Hylypnes isosticha

Scientific classification
- Domain: Eukaryota
- Kingdom: Animalia
- Phylum: Arthropoda
- Class: Insecta
- Order: Lepidoptera
- Family: Xyloryctidae
- Genus: Hylypnes
- Species: H. isosticha
- Binomial name: Hylypnes isosticha (Meyrick, 1915)
- Synonyms: Odites isosticha Meyrick, 1915;

= Hylypnes isosticha =

- Authority: (Meyrick, 1915)
- Synonyms: Odites isosticha Meyrick, 1915

Species of moth

Hylypnes isosticha is a moth in the family Xyloryctidae. It was described by Edward Meyrick in 1915. It is found in Australia, where it has been recorded in Queensland.

The wingspan is about 22 mm. The forewings are whitish ochreous with a small oblique fuscous mark on the base of the costa.
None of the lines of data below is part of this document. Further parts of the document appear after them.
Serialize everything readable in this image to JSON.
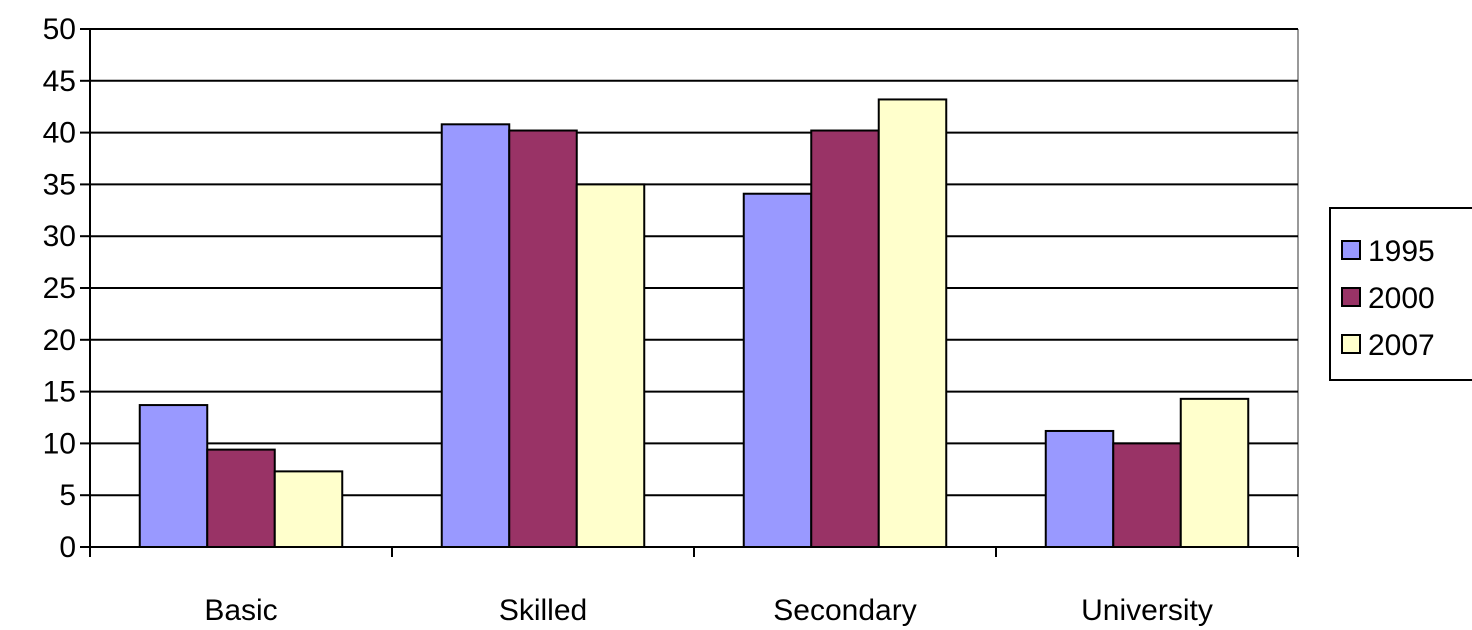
{
  "chart_data": {
    "type": "bar",
    "categories": [
      "Basic",
      "Skilled",
      "Secondary",
      "University"
    ],
    "series": [
      {
        "name": "1995",
        "values": [
          13.7,
          40.8,
          34.1,
          11.2
        ],
        "color": "#9999ff"
      },
      {
        "name": "2000",
        "values": [
          9.4,
          40.2,
          40.2,
          10.0
        ],
        "color": "#993366"
      },
      {
        "name": "2007",
        "values": [
          7.3,
          35.0,
          43.2,
          14.3
        ],
        "color": "#ffffcc"
      }
    ],
    "ylim": [
      0,
      50
    ],
    "yticks": [
      0,
      5,
      10,
      15,
      20,
      25,
      30,
      35,
      40,
      45,
      50
    ],
    "grid": true,
    "legend_position": "right",
    "title": "",
    "xlabel": "",
    "ylabel": ""
  }
}
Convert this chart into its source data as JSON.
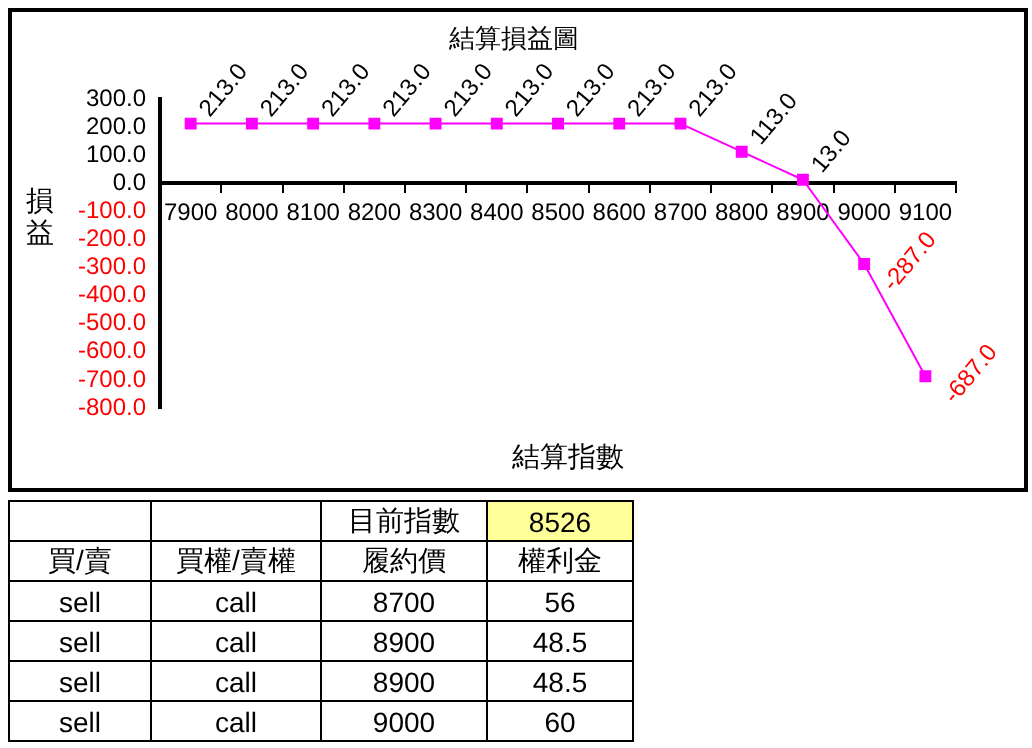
{
  "chart_data": [
    {
      "type": "line",
      "title": "結算損益圖",
      "xlabel": "結算指數",
      "ylabel": "損益",
      "categories": [
        "7900",
        "8000",
        "8100",
        "8200",
        "8300",
        "8400",
        "8500",
        "8600",
        "8700",
        "8800",
        "8900",
        "9000",
        "9100"
      ],
      "series": [
        {
          "color": "#ff00ff",
          "values": [
            213,
            213,
            213,
            213,
            213,
            213,
            213,
            213,
            213,
            113,
            13,
            -287,
            -687
          ]
        }
      ],
      "value_labels": [
        "213.0",
        "213.0",
        "213.0",
        "213.0",
        "213.0",
        "213.0",
        "213.0",
        "213.0",
        "213.0",
        "113.0",
        "13.0",
        "-287.0",
        "-687.0"
      ],
      "ylim": [
        -800,
        300
      ],
      "yticks": [
        {
          "value": 300,
          "label": "300.0"
        },
        {
          "value": 200,
          "label": "200.0"
        },
        {
          "value": 100,
          "label": "100.0"
        },
        {
          "value": 0,
          "label": "0.0"
        },
        {
          "value": -100,
          "label": "-100.0"
        },
        {
          "value": -200,
          "label": "-200.0"
        },
        {
          "value": -300,
          "label": "-300.0"
        },
        {
          "value": -400,
          "label": "-400.0"
        },
        {
          "value": -500,
          "label": "-500.0"
        },
        {
          "value": -600,
          "label": "-600.0"
        },
        {
          "value": -700,
          "label": "-700.0"
        },
        {
          "value": -800,
          "label": "-800.0"
        }
      ],
      "grid": false,
      "legend": false,
      "marker": "square",
      "line_style": "solid"
    },
    {
      "type": "other",
      "annotations": [
        "目前指數",
        "8526"
      ],
      "categories": [
        "買/賣",
        "買權/賣權",
        "履約價",
        "權利金"
      ],
      "cells": [
        [
          "sell",
          "call",
          "8700",
          "56"
        ],
        [
          "sell",
          "call",
          "8900",
          "48.5"
        ],
        [
          "sell",
          "call",
          "8900",
          "48.5"
        ],
        [
          "sell",
          "call",
          "9000",
          "60"
        ]
      ]
    }
  ]
}
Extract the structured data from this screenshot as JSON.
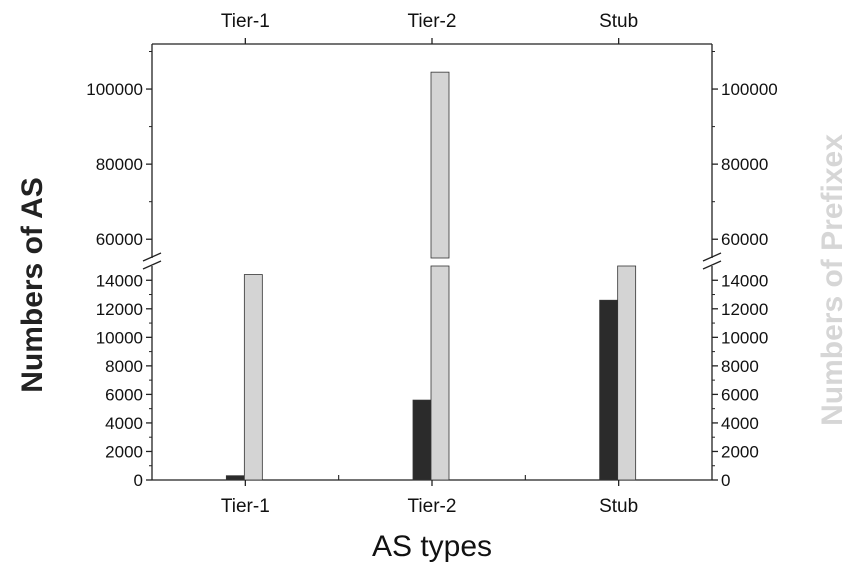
{
  "chart_data": {
    "type": "bar",
    "categories": [
      "Tier-1",
      "Tier-2",
      "Stub"
    ],
    "xlabel": "AS types",
    "ylabel_left": "Numbers of AS",
    "ylabel_right": "Numbers of Prefixex",
    "series": [
      {
        "name": "",
        "axis": "left",
        "color": "#2b2b2b",
        "values": [
          300,
          5600,
          12600
        ]
      },
      {
        "name": "",
        "axis": "right",
        "color": "#d4d4d4",
        "values": [
          14400,
          104500,
          15200
        ]
      }
    ],
    "axis_break": {
      "lower_range": [
        0,
        15000
      ],
      "upper_range": [
        55000,
        112000
      ]
    },
    "lower_ticks": [
      "0",
      "2000",
      "4000",
      "6000",
      "8000",
      "10000",
      "12000",
      "14000"
    ],
    "upper_ticks": [
      "60000",
      "80000",
      "100000"
    ],
    "lower_tick_values": [
      0,
      2000,
      4000,
      6000,
      8000,
      10000,
      12000,
      14000
    ],
    "upper_tick_values": [
      60000,
      80000,
      100000
    ],
    "grid": false,
    "legend": "none"
  }
}
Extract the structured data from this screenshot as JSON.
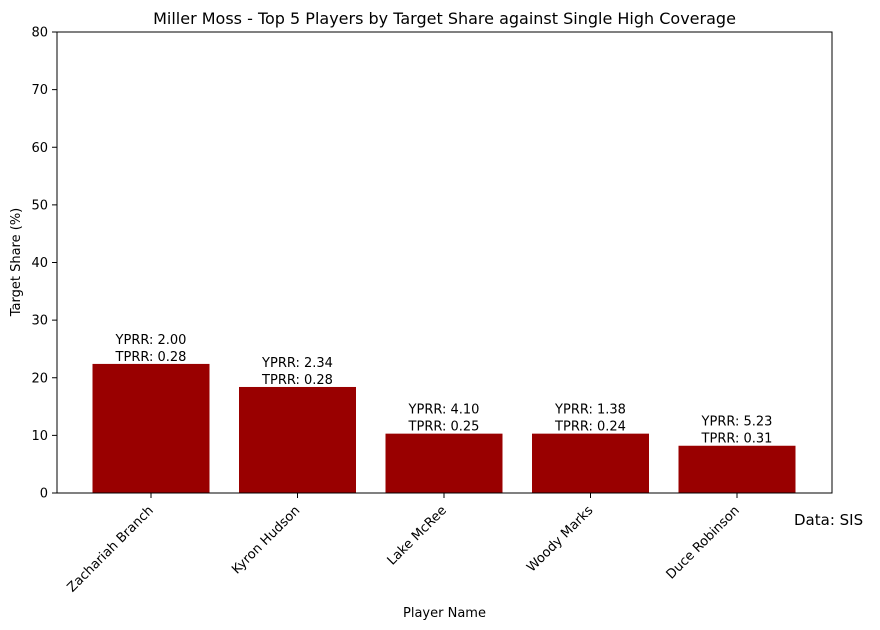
{
  "chart_data": {
    "type": "bar",
    "title": "Miller Moss - Top 5 Players by Target Share against Single High Coverage",
    "xlabel": "Player Name",
    "ylabel": "Target Share (%)",
    "ylim": [
      0,
      80
    ],
    "yticks": [
      0,
      10,
      20,
      30,
      40,
      50,
      60,
      70,
      80
    ],
    "categories": [
      "Zachariah Branch",
      "Kyron Hudson",
      "Lake McRee",
      "Woody Marks",
      "Duce Robinson"
    ],
    "values": [
      22.4,
      18.4,
      10.3,
      10.3,
      8.2
    ],
    "yprr_labels": [
      "YPRR: 2.00",
      "YPRR: 2.34",
      "YPRR: 4.10",
      "YPRR: 1.38",
      "YPRR: 5.23"
    ],
    "tprr_labels": [
      "TPRR: 0.28",
      "TPRR: 0.28",
      "TPRR: 0.25",
      "TPRR: 0.24",
      "TPRR: 0.31"
    ],
    "bar_color": "#990000",
    "credit": "Data: SIS"
  }
}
The stigmata are small and dark fuscous, the plical obliquely beyond the first discal. There is a very strongly curved subterminal series of cloudy dark fuscous dots from beneath the costa beyond the middle to above the dorsum beyond the middle and a series of dark fuscous dots around the posterior part of the costa and termen. The hindwings are whitish.